Bagikan:

Industri MICE (Meetings, Incentives, Conferencing, Exhibitions) paling terdampak pandemi COVID-19. Menurut Ketua Umum Asosiasi Perusahaan Pameran Indonesia (Asperapi) Hosea Andreas Runkat, sektor pameran nyaris tak bergerak di masa pandemi.  Dalam kondisi ini mereka meminta kepada pemerintah untuk memberikan relaksasi dalam perizinan. Salah satu indikator bangkitnya perekonomian kata Andre –begitu dia biasa disapa-- adalah bangkitnya industri MICE setelah terdiam selama pandemi.

***

Meski kondisinya amat berat, namun selalu ada asa untuk bangkit dari keterpurukan. Bagi pengusaha pameran yang tergabung dalam Asperapi, mereka sejatinya bisa bertahan kalau keadaan makin kondusif. Namun jika keadaan tak membaik, Hosea Andreas Runkat sebagai ketua asosiasi menyampaikan keadaan tersulit akan dihadapi anggotanya.

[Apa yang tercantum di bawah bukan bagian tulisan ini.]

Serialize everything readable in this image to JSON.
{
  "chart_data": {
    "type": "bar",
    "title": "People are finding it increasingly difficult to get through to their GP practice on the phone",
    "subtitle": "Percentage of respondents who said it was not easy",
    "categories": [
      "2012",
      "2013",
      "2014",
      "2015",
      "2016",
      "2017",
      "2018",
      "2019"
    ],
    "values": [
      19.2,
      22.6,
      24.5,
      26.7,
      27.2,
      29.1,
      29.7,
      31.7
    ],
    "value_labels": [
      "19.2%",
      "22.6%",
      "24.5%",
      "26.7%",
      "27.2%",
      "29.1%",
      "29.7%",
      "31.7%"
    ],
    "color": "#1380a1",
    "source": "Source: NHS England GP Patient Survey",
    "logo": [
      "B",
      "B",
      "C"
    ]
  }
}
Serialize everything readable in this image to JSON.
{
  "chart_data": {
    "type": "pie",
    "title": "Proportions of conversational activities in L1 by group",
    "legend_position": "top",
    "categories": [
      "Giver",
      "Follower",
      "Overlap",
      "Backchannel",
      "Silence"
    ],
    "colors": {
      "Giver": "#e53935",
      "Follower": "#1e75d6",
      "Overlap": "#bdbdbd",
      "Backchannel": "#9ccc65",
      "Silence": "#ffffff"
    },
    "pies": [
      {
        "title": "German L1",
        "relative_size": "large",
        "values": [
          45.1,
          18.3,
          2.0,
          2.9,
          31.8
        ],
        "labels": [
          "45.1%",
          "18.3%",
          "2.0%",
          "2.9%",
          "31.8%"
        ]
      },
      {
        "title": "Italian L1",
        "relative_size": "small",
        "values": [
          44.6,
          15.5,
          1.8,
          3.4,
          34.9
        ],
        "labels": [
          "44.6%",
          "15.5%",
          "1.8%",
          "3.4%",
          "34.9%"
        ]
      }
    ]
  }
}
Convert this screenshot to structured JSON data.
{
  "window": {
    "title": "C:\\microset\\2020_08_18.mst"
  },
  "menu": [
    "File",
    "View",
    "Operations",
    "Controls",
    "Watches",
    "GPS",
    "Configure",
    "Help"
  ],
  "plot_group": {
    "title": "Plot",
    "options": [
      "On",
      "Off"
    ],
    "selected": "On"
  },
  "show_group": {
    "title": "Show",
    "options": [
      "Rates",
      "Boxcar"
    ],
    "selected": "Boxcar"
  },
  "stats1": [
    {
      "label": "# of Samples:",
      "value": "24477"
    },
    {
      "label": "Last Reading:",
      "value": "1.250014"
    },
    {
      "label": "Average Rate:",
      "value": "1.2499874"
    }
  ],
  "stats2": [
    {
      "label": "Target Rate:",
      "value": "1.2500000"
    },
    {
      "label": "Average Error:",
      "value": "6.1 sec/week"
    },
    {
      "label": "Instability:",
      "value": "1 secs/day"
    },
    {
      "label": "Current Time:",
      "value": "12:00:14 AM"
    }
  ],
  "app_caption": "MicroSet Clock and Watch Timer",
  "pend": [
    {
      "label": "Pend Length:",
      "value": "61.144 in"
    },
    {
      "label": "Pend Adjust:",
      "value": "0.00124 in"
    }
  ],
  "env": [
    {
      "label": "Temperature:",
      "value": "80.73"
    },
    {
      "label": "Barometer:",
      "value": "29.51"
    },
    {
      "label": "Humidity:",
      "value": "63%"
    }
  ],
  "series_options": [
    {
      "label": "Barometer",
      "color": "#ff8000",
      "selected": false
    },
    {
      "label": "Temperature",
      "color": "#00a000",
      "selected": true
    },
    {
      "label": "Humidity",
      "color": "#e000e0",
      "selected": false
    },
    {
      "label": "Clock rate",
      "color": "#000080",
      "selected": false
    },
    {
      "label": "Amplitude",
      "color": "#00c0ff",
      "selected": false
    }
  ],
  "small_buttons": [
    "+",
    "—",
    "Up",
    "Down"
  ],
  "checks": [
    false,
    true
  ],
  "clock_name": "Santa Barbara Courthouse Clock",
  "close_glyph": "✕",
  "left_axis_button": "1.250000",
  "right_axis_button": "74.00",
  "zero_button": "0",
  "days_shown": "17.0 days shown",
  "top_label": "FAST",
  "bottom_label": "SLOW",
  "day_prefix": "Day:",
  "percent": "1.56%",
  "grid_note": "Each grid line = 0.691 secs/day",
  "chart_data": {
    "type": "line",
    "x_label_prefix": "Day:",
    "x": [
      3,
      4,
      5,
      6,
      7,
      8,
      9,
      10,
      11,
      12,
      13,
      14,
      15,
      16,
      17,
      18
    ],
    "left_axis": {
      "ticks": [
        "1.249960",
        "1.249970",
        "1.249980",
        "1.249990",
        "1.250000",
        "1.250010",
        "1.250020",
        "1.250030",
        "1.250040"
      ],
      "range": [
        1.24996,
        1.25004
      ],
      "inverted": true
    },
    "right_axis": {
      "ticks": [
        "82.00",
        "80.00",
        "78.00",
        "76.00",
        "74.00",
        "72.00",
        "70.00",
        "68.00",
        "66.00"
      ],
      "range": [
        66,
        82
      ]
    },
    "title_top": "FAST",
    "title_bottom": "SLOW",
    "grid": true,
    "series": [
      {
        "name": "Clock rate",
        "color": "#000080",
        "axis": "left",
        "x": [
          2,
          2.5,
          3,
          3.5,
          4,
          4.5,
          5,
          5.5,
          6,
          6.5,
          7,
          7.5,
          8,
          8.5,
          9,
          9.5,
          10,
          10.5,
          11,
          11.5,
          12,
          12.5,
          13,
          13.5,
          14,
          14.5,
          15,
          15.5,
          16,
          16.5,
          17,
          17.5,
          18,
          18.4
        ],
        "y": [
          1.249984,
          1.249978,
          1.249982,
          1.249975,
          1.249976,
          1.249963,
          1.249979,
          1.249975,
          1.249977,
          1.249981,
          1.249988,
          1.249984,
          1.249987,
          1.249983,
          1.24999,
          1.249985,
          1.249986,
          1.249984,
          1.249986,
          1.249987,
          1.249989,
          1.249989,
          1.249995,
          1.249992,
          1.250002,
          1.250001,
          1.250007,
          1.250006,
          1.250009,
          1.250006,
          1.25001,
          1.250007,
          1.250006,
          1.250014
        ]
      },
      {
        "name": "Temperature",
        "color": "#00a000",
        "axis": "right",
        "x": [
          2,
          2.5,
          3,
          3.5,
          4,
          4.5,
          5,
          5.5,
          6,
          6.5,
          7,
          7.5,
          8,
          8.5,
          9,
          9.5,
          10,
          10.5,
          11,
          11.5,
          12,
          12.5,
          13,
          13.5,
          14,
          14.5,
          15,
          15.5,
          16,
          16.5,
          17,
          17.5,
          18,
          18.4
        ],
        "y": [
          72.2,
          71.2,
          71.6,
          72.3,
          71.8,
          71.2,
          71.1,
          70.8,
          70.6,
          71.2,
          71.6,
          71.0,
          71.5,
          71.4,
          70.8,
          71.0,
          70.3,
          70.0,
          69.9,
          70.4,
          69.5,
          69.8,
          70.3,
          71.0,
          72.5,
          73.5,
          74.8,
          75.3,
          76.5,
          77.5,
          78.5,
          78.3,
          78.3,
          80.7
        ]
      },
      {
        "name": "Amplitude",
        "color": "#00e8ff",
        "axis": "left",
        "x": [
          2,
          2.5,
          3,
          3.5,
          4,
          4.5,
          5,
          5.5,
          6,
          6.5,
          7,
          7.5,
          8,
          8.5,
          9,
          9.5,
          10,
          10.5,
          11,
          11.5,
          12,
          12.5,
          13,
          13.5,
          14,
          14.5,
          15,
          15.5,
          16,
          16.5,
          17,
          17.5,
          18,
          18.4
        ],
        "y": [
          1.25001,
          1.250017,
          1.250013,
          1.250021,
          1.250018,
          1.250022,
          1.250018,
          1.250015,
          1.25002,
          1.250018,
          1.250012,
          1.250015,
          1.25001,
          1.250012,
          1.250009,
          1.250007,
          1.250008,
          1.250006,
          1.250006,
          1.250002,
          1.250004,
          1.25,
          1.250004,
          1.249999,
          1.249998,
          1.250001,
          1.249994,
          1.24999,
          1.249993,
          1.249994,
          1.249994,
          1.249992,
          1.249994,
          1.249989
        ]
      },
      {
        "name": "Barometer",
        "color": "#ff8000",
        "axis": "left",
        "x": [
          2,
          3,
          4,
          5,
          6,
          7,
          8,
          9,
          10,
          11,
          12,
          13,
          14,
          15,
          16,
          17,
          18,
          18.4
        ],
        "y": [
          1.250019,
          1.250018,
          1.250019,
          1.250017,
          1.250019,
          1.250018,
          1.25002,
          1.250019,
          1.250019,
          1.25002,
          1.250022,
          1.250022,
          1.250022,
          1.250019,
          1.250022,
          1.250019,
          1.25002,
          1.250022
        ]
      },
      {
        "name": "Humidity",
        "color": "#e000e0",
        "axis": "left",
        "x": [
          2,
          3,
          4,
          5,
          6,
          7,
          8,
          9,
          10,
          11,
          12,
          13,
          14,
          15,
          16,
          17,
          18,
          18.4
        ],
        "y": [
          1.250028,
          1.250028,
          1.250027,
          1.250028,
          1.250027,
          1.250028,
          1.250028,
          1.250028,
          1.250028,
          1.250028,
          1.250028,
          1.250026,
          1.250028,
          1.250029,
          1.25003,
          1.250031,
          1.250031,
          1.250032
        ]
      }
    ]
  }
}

“Kalau keadaan tidak berubah sampai akhir tahun, saya tidak yakin teman-teman bisa melewati tahun 2021 dengan selamat.  Kemarin di awal tahun terdapat pergerakan sendikit. Terus sebelum lebaran juga sempat ada IMS (Indonesia Motor Show). Saya lihat teman-teman ada harapan. Namun mimpi-mimpi indah itu semuanya buyar saat ada PPKM kedua,” kata Hosea Andreas Runkat yang juga menjabat sebagai Director of Convention Services, Balai Sidang Jakarta Convention Center (JCC).

“Saat pandemi COVID-19 ini orang yang mau ikut pameran itu pertanyaan pertamanya adalah soal izin. Apakah izinnya sudah ada? Ini pameran yang Anda mau gelar diizinkan atau tidak? Soalnya mereka harus mengeluarkan sejumlah ongkos produksi terkait dengan pameran yang akan diikuti. Kalau sudah dipersiapkan ternyata di kemudian hari pamerannya batal, kan hilang duit yang sudah dikeluarkan,” katanya kepada hanya kepada Iqbal Irsyad, Edy Suherli, Savic Rabos dan Rifai dari VOI  belum lama berselang, saat berbincang santai soal peluang pameran di masa Pandemi COVID-19 di kantornya Balai Sidang Jakarta Convention Center (JCC).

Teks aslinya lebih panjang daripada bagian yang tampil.